Куюн-Джан
История эта произошла году в тысяча девятьсот пятьдесят четвертом. Я учился тогда в третьем классе, жил в Туркмении, в городе Мары и очень жалел о том, что никогда не бывал в деревне. Из разговоров с одноклассниками я понял, что у каждого человека бабушка обязательно живёт в деревне. Ребята, взахлеб, рассказывали о том, как они ловили в деревне рыбу, ходили в какое-то «ночное», спали на сеновале...
Ничего этого в моей жизни никогда не было, и поэтому я очень обрадовался, когда узнал, что в отпуск мы поедем в Крым, и будем жить у бабушек. Сначала у бабушки Насти в Симферополе, а потом, у бабушки Ане в деревне!
Уже в Симферополе я узнал, что мама остается в городе, так как хочет повидать своих подруг, многочисленных родственников, которых она не видела лет десять и потому в деревню на целых две недели мы отправимся с папой вдвоем.
Автовокзал находился на улице Желябова, совсем рядом с 1-й школой.
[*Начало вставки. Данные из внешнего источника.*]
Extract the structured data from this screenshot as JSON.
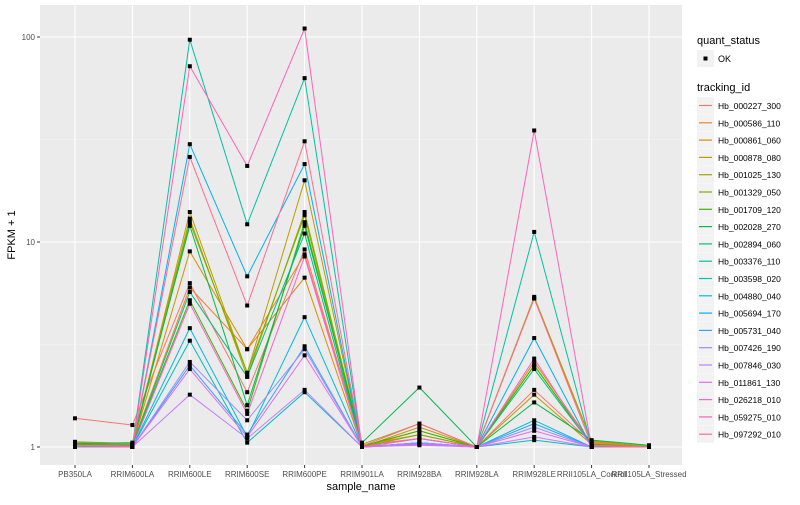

Каждую минуту диктор объявлял о том, что какой-нибудь автобус отправляется в Ялту, в Евпаторию, в Днепропетровск, и даже в Москву.
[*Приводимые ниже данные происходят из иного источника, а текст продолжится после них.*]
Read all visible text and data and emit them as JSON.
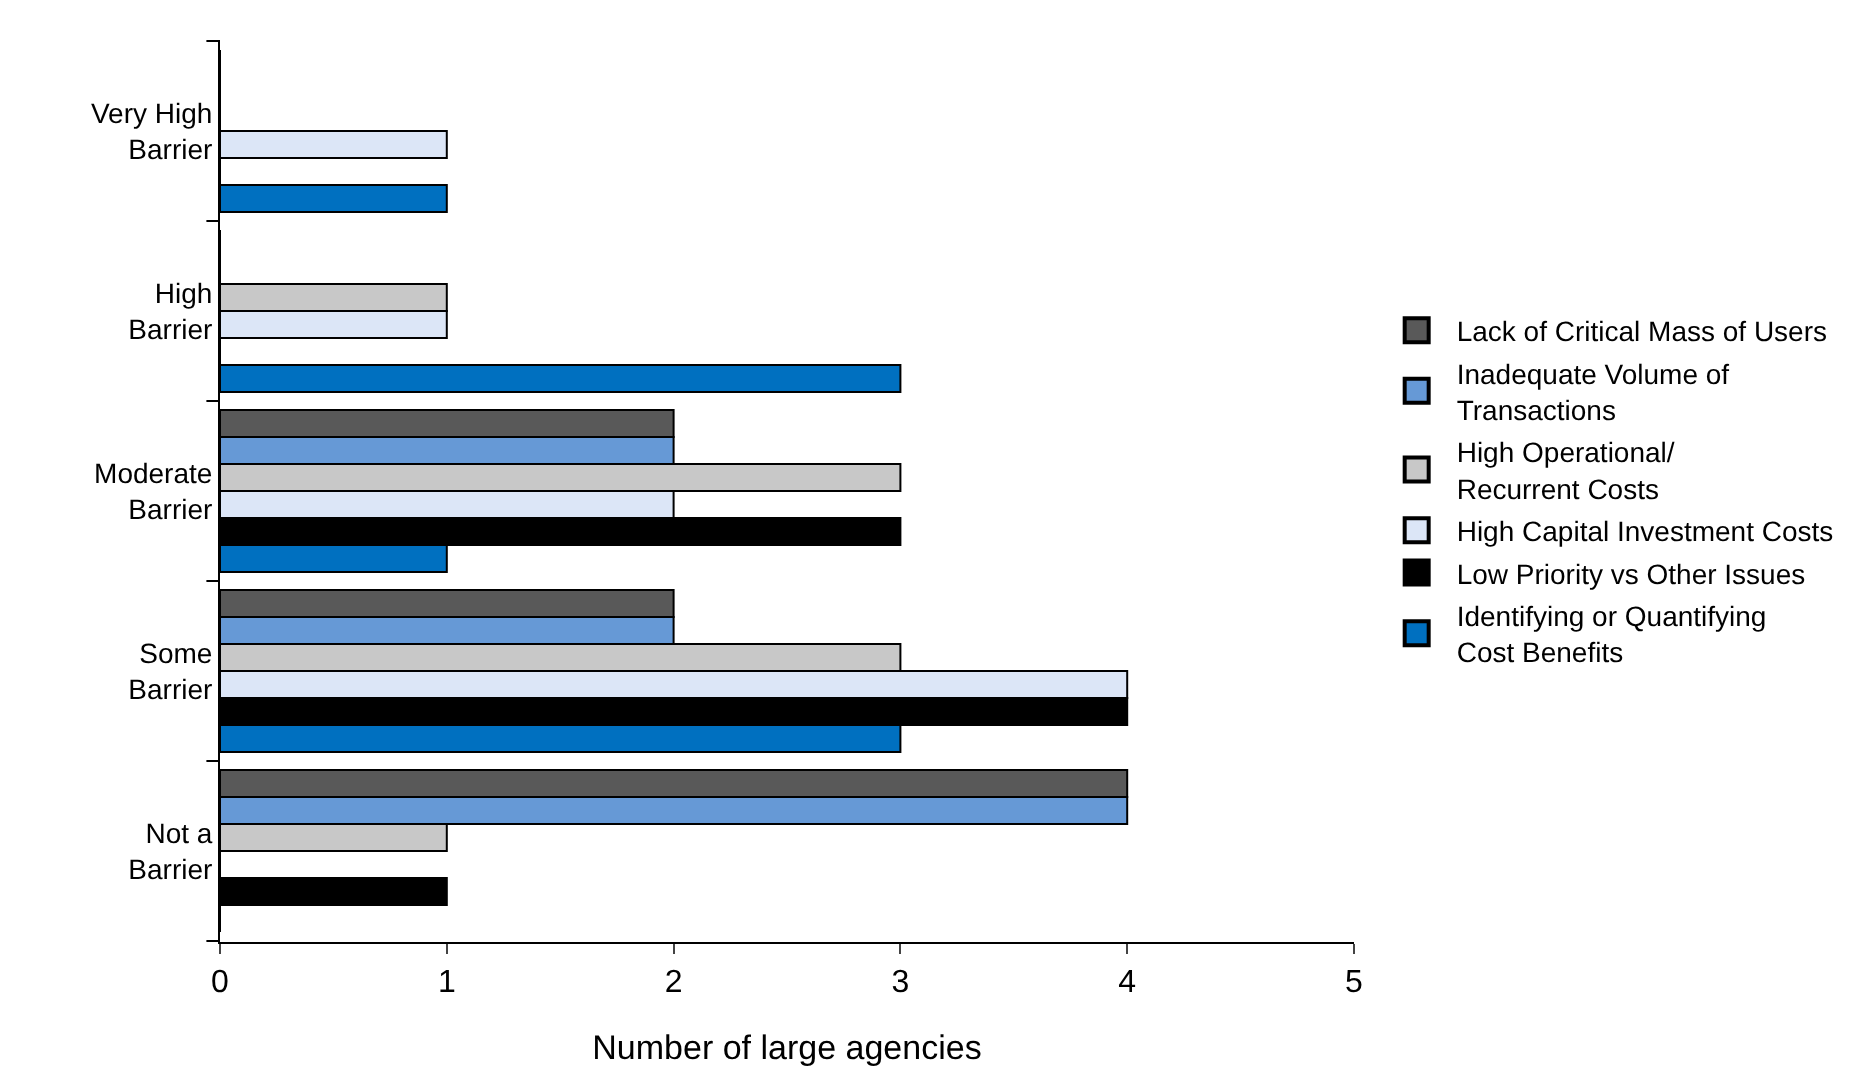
{
  "chart_data": {
    "type": "bar",
    "orientation": "horizontal",
    "xlabel": "Number of large agencies",
    "categories": [
      "Very High\nBarrier",
      "High\nBarrier",
      "Moderate\nBarrier",
      "Some\nBarrier",
      "Not a\nBarrier"
    ],
    "series": [
      {
        "name": "Lack of Critical Mass of Users",
        "color": "#595959",
        "values": [
          0,
          0,
          2,
          2,
          4
        ]
      },
      {
        "name": "Inadequate Volume of\nTransactions",
        "color": "#6699d6",
        "values": [
          0,
          0,
          2,
          2,
          4
        ]
      },
      {
        "name": "High Operational/\nRecurrent Costs",
        "color": "#c8c8c8",
        "values": [
          0,
          1,
          3,
          3,
          1
        ]
      },
      {
        "name": "High Capital Investment Costs",
        "color": "#dce6f7",
        "values": [
          1,
          1,
          2,
          4,
          0
        ]
      },
      {
        "name": "Low Priority vs Other Issues",
        "color": "#000000",
        "values": [
          0,
          0,
          3,
          4,
          1
        ]
      },
      {
        "name": "Identifying or Quantifying\nCost Benefits",
        "color": "#0070c0",
        "values": [
          1,
          3,
          1,
          3,
          0
        ]
      }
    ],
    "xlim": [
      0,
      5
    ],
    "xticks": [
      0,
      1,
      2,
      3,
      4,
      5
    ],
    "legend": "right"
  }
}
В Ханышкое, так называлось село, в котором жила бабушка, отец не был лет пятнадцать и, наверное, поэтому очень волновался. Он рассказывал мне о том, что был в селе первым пионером, комсомольцем. Когда создали колхоз, то ему доверили первый трактор - американский «Фордзон».
В тридцать третьем году отец поступил в военное авиационное училище и больше в родном селе не был ни разу, а его мама - моя бабушка, продолжала работать там учительницей.
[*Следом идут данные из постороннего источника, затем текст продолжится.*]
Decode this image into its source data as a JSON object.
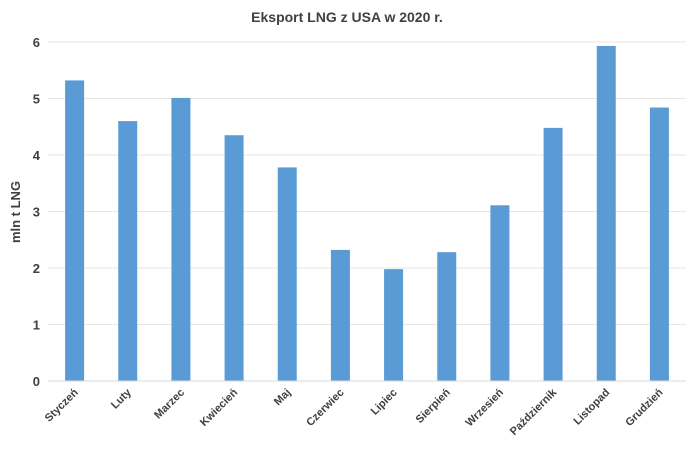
{
  "chart_data": {
    "type": "bar",
    "title": "Eksport LNG z USA w 2020 r.",
    "xlabel": "",
    "ylabel": "mln t LNG",
    "categories": [
      "Styczeń",
      "Luty",
      "Marzec",
      "Kwiecień",
      "Maj",
      "Czerwiec",
      "Lipiec",
      "Sierpień",
      "Wrzesień",
      "Październik",
      "Listopad",
      "Grudzień"
    ],
    "values": [
      5.32,
      4.6,
      5.01,
      4.35,
      3.78,
      2.32,
      1.98,
      2.28,
      3.11,
      4.48,
      5.93,
      4.84
    ],
    "ylim": [
      0,
      6
    ],
    "yticks": [
      0,
      1,
      2,
      3,
      4,
      5,
      6
    ],
    "grid": true,
    "bar_color": "#5b9bd5"
  }
}
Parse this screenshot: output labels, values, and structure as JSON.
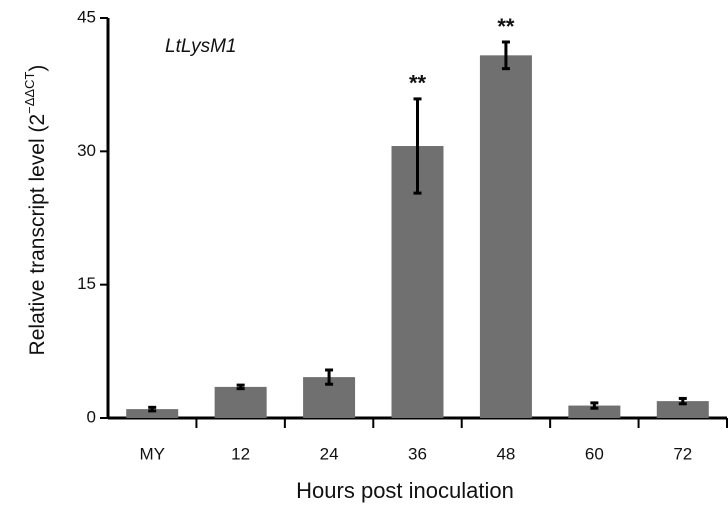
{
  "chart_data": {
    "type": "bar",
    "annotation": "LtLysM1",
    "x_label": "Hours post inoculation",
    "y_label": "Relative transcript level (2",
    "y_label_sup": "−ΔΔCT",
    "y_label_end": ")",
    "categories": [
      "MY",
      "12",
      "24",
      "36",
      "48",
      "60",
      "72"
    ],
    "values": [
      1.0,
      3.5,
      4.6,
      30.6,
      40.8,
      1.4,
      1.9
    ],
    "errors": [
      0.2,
      0.2,
      0.8,
      5.3,
      1.5,
      0.3,
      0.3
    ],
    "significance": [
      null,
      null,
      null,
      "**",
      "**",
      null,
      null
    ],
    "color": "#707070",
    "ylim": [
      0,
      45
    ],
    "yticks": [
      0,
      15,
      30,
      45
    ]
  }
}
Не буду рассказывать, как обрадовалась нам бабушка, которую раньше я видел только по фотографиям. Я с нетерпением ждал знакомства с деревней, но, честно говоря, ничего не мог понять. Ханышкой был, словно зажат между двумя длинными невысокими горами. Через всю деревню тянулась речка Альма. Сначала я даже не поверил, что речки могут быть такими маленькими. Наш Мургаб раз в десять был шире, но зато вода в Альме была чистая-чистая и течение было намного быстрее.
Сразу за горкой начинались поля, на которых, как рассказал отец, проходило знаменитое Альминское сражение. Мальчишками они часто находили старинные тесаки, пуговицы от мундиров, пузатые французские бутылки, которые ещё долгие годы верой и правдой служили ханышкойцам, а одна из них даже стояла у бабушки в шкафу.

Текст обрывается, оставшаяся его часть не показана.